Beside this specific feature the tree for ol also shares the same characteristic:
Level 1: ol (537 times)
Level 2: okol ( 82 times) | otol (86) | ool (-)
Level 3: qokol (104 times), kol (37) | qotol (47), tol (48) | qool (4)
It is possible to find this pattern also for other words if they are frequently enough that also variants starting with qo- and o- exists for them. Here is a list of words I have checked so far:
Code:
Words similar to daiin, dain, dair:
Level 1: daiin (863 times)
Level 2: okaiin (212 times) | otaiin (154) | odaiin (60)
Level 3: qokaiin (262 times), kaiin (65) | qotaiin ( 79), taiin (42) | qodaiin (42)
Level 1: dain (211 times)
Level 2: okain (144 times) | otain (96) | odain (18)
Level 3: qokain (279 times), kain (48) | qotain (64), tain (16) | qodain (11)
Level 1: dair (106 times)
Level 2: okair (22 times) | otair (21) | odair (-)
Level 3: qokair ( 17 times), kair (14) | qotair ( 6), tair (13) | qodair (3)
Words similar to chedy, chey, cheey, cheedy:
Level 1: chedy (510 times)
Level 2: okedy (118 times) | otedy (155) | ochedy (8)
Level 3: qokedy (272 times), kedy (44) | qotedy ( 91), tedy (42) | qochedy (2)
Level 1: chey (344 times)
Level 2: okey (63 times) | otey (57) | ochey (8)
Level 3: qokey (107 times), key (14) | qotey (24), tey (11) | qochey (6)
Level 1: cheey (174 times)
Level 2: okeey (177 times) | oteey (140) | ocheey (3)
Level 3: qokeey (308 times), keey (44) | qoteey ( 42), teey (20) | qocheey (2)
Level 1: cheedy ( 59 times)
Level 2: okeedy (105 times) | oteedy (100) | ocheedy (1)
Level 3: qokeedy (305 times), keedy (53) | qoteedy ( 74), teedy (13) | qocheedy (-)
Words similar to dy and chdy:
Level 1: dy (270 times)
Level 2: oky (102 times) | oty (115) | ody (47)
Level 3: qoky (147 times), ky (25) | qoty ( 87), ty (16) | qody (17)
Level 1: chdy (150 times)
Level 2: okchdy (21 times) | otchdy (30) | ochdy (1)
Level 3: qokchdy ( 56 times), kchdy (20) | qotchdy (23), tchdy (15) | qochdy (-)
The words similar to ol, dol, or, dor, ar, dar, al and dal:
Level 1: ol (537) | dol (117)
Level 2: okol ( 82 times) | otol (86) | ool ( -) | odol ( 2)
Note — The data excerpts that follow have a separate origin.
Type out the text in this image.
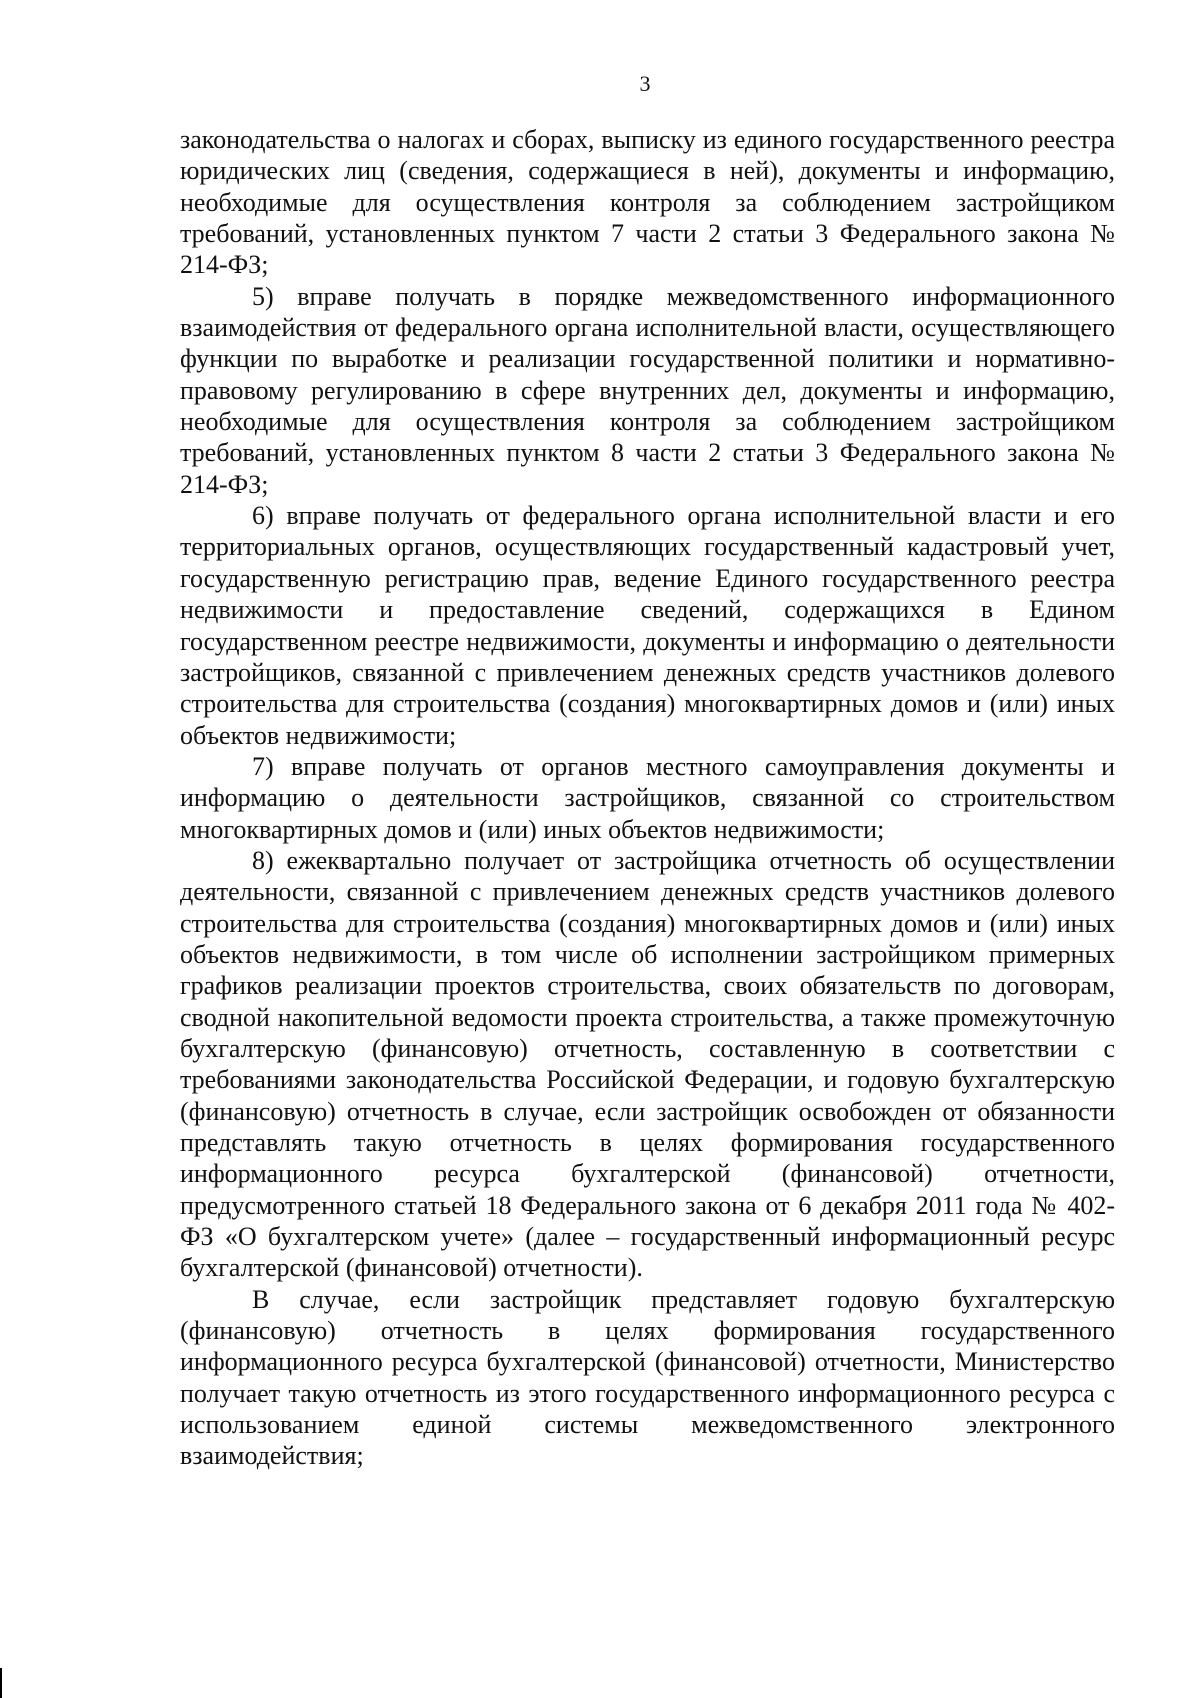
3

законодательства о налогах и сборах, выписку из единого государственного реестра юридических лиц (сведения, содержащиеся в ней), документы и информацию, необходимые для осуществления контроля за соблюдением застройщиком требований, установленных пунктом 7 части 2 статьи 3 Федерального закона № 214-ФЗ;

5) вправе получать в порядке межведомственного информационного взаимодействия от федерального органа исполнительной власти, осуществляющего функции по выработке и реализации государственной политики и нормативно-правовому регулированию в сфере внутренних дел, документы и информацию, необходимые для осуществления контроля за соблюдением застройщиком требований, установленных пунктом 8 части 2 статьи 3 Федерального закона № 214-ФЗ;

6) вправе получать от федерального органа исполнительной власти и его территориальных органов, осуществляющих государственный кадастровый учет, государственную регистрацию прав, ведение Единого государственного реестра недвижимости и предоставление сведений, содержащихся в Едином государственном реестре недвижимости, документы и информацию о деятельности застройщиков, связанной с привлечением денежных средств участников долевого строительства для строительства (создания) многоквартирных домов и (или) иных объектов недвижимости;

7) вправе получать от органов местного самоуправления документы и информацию о деятельности застройщиков, связанной со строительством многоквартирных домов и (или) иных объектов недвижимости;

8) ежеквартально получает от застройщика отчетность об осуществлении деятельности, связанной с привлечением денежных средств участников долевого строительства для строительства (создания) многоквартирных домов и (или) иных объектов недвижимости, в том числе об исполнении застройщиком примерных графиков реализации проектов строительства, своих обязательств по договорам, сводной накопительной ведомости проекта строительства, а также промежуточную бухгалтерскую (финансовую) отчетность, составленную в соответствии с требованиями законодательства Российской Федерации, и годовую бухгалтерскую (финансовую) отчетность в случае, если застройщик освобожден от обязанности представлять такую отчетность в целях формирования государственного информационного ресурса бухгалтерской (финансовой) отчетности, предусмотренного статьей 18 Федерального закона от 6 декабря 2011 года № 402-ФЗ «О бухгалтерском учете» (далее – государственный информационный ресурс бухгалтерской (финансовой) отчетности).

В случае, если застройщик представляет годовую бухгалтерскую (финансовую) отчетность в целях формирования государственного информационного ресурса бухгалтерской (финансовой) отчетности, Министерство получает такую отчетность из этого государственного информационного ресурса с использованием единой системы межведомственного электронного взаимодействия;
Level 3: qokol (104 times), kol (37) | qotol (47), tol (48) | qool ( 4) | qodol ( 1)
Level 1: or (363) | dor (73)
Level 2: okor ( 34 times) | otor (46) | oor ( 3) | odor ( 8)
Level 3: qokor ( 36 times), kor (26) | qotor (29), tor (23) | qoor ( 8) | qodor ( 2)
Level 1: ar (350) | dar (318)
Level 2: okar (129 times) | otar (141) | oar ( 16) | odar ( 24)
Level 3: qokar (152 times), kar (52) | qotar ( 63), tar (43) | qoar ( 12) | qodar ( 11)
Level 1: al (260) | dal (253)
Level 2: okal (138 times) | otal (143) | oal ( 3) | odal ( 13)
Level 3: qokal (191 times), kal (23) | qotal ( 59), tal (20) | qoal ( 4) | qodal ( 7)
Words similar to dam, dar, chol and char:
Level 1: dam (98 times)
Level 2: okam (26 times) | otam (47) | odam (6)
Level 3: qokam (25 times), kam (9) | qotam (12), tam (5) | qodam (3)
Level 1: dar (318 times)
Level 2: otar (141 times) | okar (129) | odar (24)
Level 3: qokar (152 times), kar (52) | qotar ( 63), tar (43) | qodar (11)
Level 1: chol (72 times)
Level 2: okchol (15 times) | otchol (28) | ochol (5)
Level 3: qokchol (18 times), kchol (21) | qotchol (13), tchol (13) | qochol (2)
Level 1: char (396 times)
Level 2: okchar (4 times) | otchar ( 6) | ochar (2)
Level 3: qokchar (1 times), kchar (2) | qotchar ( 3), tchar (4) | qochar (1)
What does this mean? It is possible to describe the words in the VMS by there relations. With the rules found it is not only possible to predict the existence of a word it is also possible to predict the frequency of a word.